Thursday, December 31, 2009

Four Month Review

I just had my four-month review this morning. Can you believe I have been working here for four months? I guess that is what happens when you have nearly three months of training.

Overall, it went well. My supervisor gave me lots of compliments. She said I am on pace or ahead of pace in the learning curve for the job, that I draft very well for four months with only minor adjustments needed, that I have closed the most cases in my unit, that I am good at catching all of the little technical things that tend to mess up cases for inexperienced adjudicators, and most importantly, that I seem to understand the correct approach to cases and think through to their conclusions from the get-go. I would hope I was able to write well, solve problems, and think things through to their conclusions after 3 years in graduate school :-)

Of course there was also the negative, only one actually. In these evaluations you either meet expectations on each item, or fail to meet expectations. I failed to meet expectations on one item only, "response to feedback." LOL. My supervisor said she was torn on whether or not to mark this against me, since she sees most of my "poor" response to feedback as the "why?" questioning that is necessary for learning. However, she said that there was one particular incedent that made her need to mark me off on it. I know exactly what incedent that was. It was very early in being in this unit and there is one helper in my unit that I have struggled to learn to communicate well in written form with. Here is how the event went (not exact words, but the same tone)

Me: I cannot get ahold of the clmt, I have spoke with her grandmother and she is out of state for Thanksgiving. How should I proceed?
Her: Send her a call in letter, and send her third party a call in letter.
Me: I sent her a call in letter. I did not send the third party letter because her grandmother is the third party, and I can reach her on the phone easily, and she is clearly reading the clmts mail.
Her: Its policy to send a third party letter, we must ask her to assist in this matter and it must include closeout language. It does not matter if she is reading the clmts mail because we cannot assume that is true. Send the third party call in letter. Note, we have to do a lot of things as a matter of procedure that you may not feel to be productive or that you may feel to be overkill and believe me, I wouldn't suggest that you do something extra that doesn't need to be done. Nobody likes extra work.
Me: I input a third party call in letter, please review.

Apparently this was bad.

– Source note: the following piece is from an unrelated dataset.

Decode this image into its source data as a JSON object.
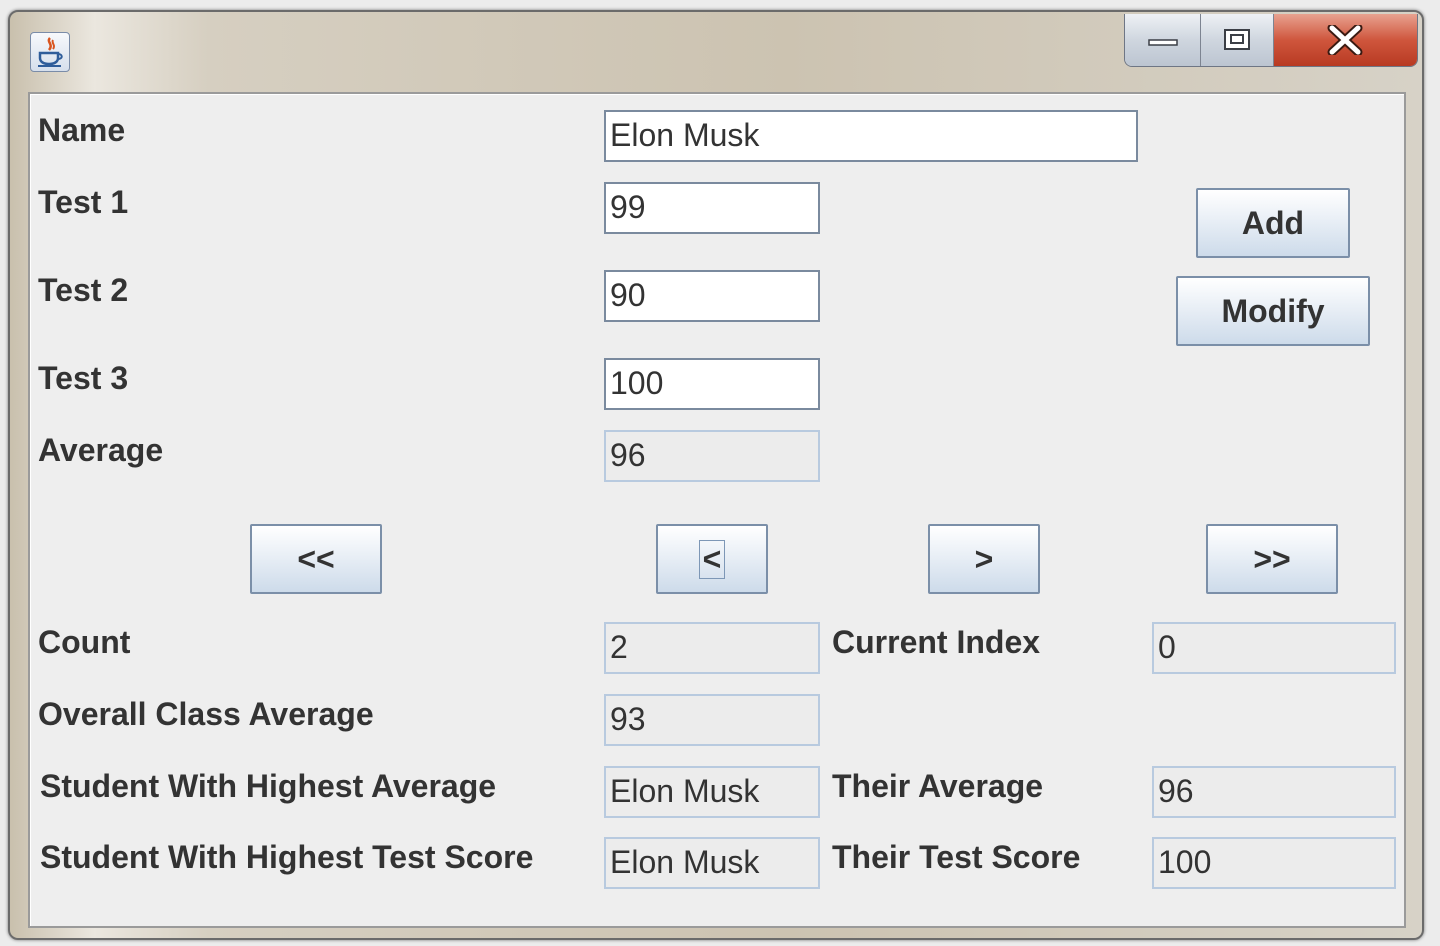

To me, it was part of the learning curve. What I learned from this interaction was the following:
(1) Send third party call in letters when you cannot get a hold of the clmt.
(2) Be careful in wording things.

The end. If I had worded this differently, for example, "is the third party letter necessary? I have had contact with her previously and she is reading the claimants mail" it would not even have been an issue. The question would have been answered (hopefully with less bolding and less underlining and less personal offense), and I would not be seen as "non responsive to feedback. Lesson taken.


But, as I said, overall, I am exceeding my supervisors expectations.